Magnetic Resonance in Medicine
Volume 56, Issue 6, pages 1336–1346, December 2006
How to Cite
Briley-Saebo, K. C., Amirbekian, V., Mani, V., Aguinaldo, J. G. S., Vucic, E., Carpenter, D., Amirbekian, S. and Fayad, Z. A. (2006), Gadolinium mixed-micelles: Effect of the amphiphile on in vitro and in vivo efficacy in apolipoprotein E knockout mouse models of atherosclerosis. Magn Reson Med, 56: 1336–1346. doi: 10.1002/mrm.21094
- Issue published online: 16 NOV 2006
- Article first published online: 6 NOV 2006
- Manuscript Accepted: 18 AUG 2006
- Manuscript Revised: 7 JUN 2006
- Manuscript Received: 9 MAR 2006
- NIH/NHLBI. Grant Numbers: RO1 HL71021, HL78667
- Peter Jay Sharp Foundation
- Department of Radiology, Mount Sinai School of Medicine
- Stanley J. Sarnoff Endowment for Cardiovascular Research, Inc.

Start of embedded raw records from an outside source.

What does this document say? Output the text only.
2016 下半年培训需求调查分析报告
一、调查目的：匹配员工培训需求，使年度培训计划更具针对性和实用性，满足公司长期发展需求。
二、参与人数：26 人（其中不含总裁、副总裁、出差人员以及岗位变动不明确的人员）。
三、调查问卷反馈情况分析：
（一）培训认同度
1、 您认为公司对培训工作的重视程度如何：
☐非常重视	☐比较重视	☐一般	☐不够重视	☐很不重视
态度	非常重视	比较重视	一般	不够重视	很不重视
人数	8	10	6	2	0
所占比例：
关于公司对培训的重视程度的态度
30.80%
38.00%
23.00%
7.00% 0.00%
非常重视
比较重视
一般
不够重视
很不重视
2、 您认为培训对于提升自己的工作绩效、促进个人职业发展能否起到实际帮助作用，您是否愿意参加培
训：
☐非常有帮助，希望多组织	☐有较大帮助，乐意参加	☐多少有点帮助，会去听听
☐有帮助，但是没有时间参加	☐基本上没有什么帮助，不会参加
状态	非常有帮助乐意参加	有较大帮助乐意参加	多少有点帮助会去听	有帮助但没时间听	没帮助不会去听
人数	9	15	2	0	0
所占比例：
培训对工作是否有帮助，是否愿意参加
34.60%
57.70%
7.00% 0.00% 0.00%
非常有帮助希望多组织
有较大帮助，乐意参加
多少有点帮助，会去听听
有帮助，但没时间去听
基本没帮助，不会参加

- NIH-NCI shared resources grant. Grant Number: R24 CA095823
- NSF Major Research Instrumentation grant. Grant Number: DBI-9724504
- contrast agents;
Gadolinium (Gd) micelles are nanoparticles that incorporate phospholipids, surfactants, and lipophilic Gd complexes. Preliminary studies have shown that lipid-based nanoparticles may penetrate atherosclerotic plaque. The aim of the current study was to prepare, characterize, and evaluate in vivo the efficacy of two Gd micelle formulations using apolipoprotein E knockout (ApoE−/−) mouse models of atherosclerosis. Gd micelles were prepared using two different amphiphiles but similar GdDTPA lipids, surfactants, and fluorescent labels. The results indicate that the choice of amphiphile may affect the particle size, relaxivity, and blood clearance in wild-type mice (WT). However, the in vivo MR efficacy, with respect to uptake in the vessel wall of ApoE−/− mice, was not affected by the amphiphile used. Significant wall enhancement of ApoE−/− mice was observed following administration of 0.015 and 0.038 mmol Gd/kg of both micelle formulations. No significant enhancement of the vessel wall of WT mice was observed for any of the dosages or formulations tested. Additionally, liver uptake 24 hr post-injection (p.i.) was not influenced by the choice of amphiphile. The results of this study strongly suggest that liver uptake and wall enhancement may be regulated by the surface properties of the micelle and not by other factors, such as micelle size. Magn Reson Med, 2006. © 2006 Wiley-Liss, Inc.